Their jaws dropped in shock. Even as I explained how I’d rather pay $2 for bus fare instead of $33 for a cab and then get a chance to walk through the city, they looked at me as if they had been socializing with a mad man. They even tried bargaining with me in an effort to try and talk me out of taking public transportation.
Sometime in their life, these people got a terrible impression of transit and it made me curious about how that happened. Did they board a dirty bus once? Encounter a rude driver? Get lost due to a complicated system map? Or are they just intimidated by the public transit?
First impressions are more important than ever for transit agencies when it comes to attracting new riders. Even though I explained how cheap and easy it was to use the bus and showed them how Yelp user had glowing reviews of the JeT bus from Louis Armstrong International Airport, the couple was still appalled at the idea of taking transit.

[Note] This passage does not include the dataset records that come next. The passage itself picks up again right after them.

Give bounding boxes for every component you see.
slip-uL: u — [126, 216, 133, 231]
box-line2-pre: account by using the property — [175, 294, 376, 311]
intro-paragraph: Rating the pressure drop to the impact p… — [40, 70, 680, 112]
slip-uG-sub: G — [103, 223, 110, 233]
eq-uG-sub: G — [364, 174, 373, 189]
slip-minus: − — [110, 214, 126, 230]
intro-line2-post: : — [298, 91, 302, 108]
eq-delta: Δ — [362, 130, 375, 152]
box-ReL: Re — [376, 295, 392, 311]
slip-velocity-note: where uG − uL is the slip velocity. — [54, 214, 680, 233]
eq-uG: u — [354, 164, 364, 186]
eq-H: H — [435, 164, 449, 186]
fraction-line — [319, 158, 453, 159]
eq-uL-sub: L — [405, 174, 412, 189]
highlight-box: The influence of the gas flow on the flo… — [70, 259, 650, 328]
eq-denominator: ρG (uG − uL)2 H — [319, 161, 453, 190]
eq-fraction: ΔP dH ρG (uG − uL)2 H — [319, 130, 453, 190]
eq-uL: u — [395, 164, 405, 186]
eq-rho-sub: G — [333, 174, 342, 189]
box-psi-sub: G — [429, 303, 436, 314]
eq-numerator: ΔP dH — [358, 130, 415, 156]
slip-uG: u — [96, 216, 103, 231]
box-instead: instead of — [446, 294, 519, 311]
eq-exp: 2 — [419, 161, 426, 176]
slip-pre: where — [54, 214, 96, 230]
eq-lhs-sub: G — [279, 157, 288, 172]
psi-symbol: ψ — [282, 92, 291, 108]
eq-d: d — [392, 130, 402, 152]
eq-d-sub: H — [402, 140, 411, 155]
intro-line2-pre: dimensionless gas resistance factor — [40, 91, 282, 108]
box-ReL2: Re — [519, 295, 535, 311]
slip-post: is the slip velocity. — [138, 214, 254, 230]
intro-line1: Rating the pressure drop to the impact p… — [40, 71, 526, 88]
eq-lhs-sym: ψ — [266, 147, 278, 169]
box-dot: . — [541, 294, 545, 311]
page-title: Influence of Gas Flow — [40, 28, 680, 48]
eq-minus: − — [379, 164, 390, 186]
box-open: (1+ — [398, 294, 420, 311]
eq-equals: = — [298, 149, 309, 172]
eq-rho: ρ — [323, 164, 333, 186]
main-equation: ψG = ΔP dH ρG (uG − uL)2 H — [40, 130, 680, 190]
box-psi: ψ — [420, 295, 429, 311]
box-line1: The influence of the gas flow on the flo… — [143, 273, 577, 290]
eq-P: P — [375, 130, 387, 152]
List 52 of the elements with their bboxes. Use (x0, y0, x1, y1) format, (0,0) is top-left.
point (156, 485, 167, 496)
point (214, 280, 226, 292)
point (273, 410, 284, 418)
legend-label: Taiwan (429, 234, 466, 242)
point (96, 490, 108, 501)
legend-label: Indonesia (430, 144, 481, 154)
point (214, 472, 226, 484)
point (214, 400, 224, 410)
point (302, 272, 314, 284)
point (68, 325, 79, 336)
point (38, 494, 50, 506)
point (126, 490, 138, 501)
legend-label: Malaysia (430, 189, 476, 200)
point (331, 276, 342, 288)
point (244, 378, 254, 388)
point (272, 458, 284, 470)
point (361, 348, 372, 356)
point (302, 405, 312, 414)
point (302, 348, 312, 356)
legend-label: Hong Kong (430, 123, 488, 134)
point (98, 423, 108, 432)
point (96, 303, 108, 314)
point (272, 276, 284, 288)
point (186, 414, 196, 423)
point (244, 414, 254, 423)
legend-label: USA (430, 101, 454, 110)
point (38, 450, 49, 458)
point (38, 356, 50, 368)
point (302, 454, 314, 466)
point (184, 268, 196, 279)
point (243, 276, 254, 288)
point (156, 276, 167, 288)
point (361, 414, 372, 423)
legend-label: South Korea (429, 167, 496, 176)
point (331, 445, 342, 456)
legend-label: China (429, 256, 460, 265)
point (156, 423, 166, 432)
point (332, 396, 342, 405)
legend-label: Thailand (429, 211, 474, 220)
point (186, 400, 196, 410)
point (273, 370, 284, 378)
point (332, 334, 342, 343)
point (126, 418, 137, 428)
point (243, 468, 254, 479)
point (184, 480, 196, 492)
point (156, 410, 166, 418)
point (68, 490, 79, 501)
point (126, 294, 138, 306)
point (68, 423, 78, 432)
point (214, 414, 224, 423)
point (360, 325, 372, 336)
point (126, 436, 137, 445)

Many agencies are planning improvements to their systems to make the trips more pleasurable in 2014 and regular customers will enjoy them. Here in Milwaukee I know I’m excited for the new fare cards and bus trackers to start up and for construction of the first leg of the streetcar.
But first impressions don’t just mean new infrastructure. It takes a lot to change choice or non-riders into regular customers. The ushering in of a new year means a chance to change and reassess how agencies are serving their community.
So as we look forward to 2014, maybe it’s a good time for agencies to make a resolution to determine how they’re going to improve first impressions for potential riders to make sure they don’t sour to transit. More riders are better for your bottom line and our communities and the economy.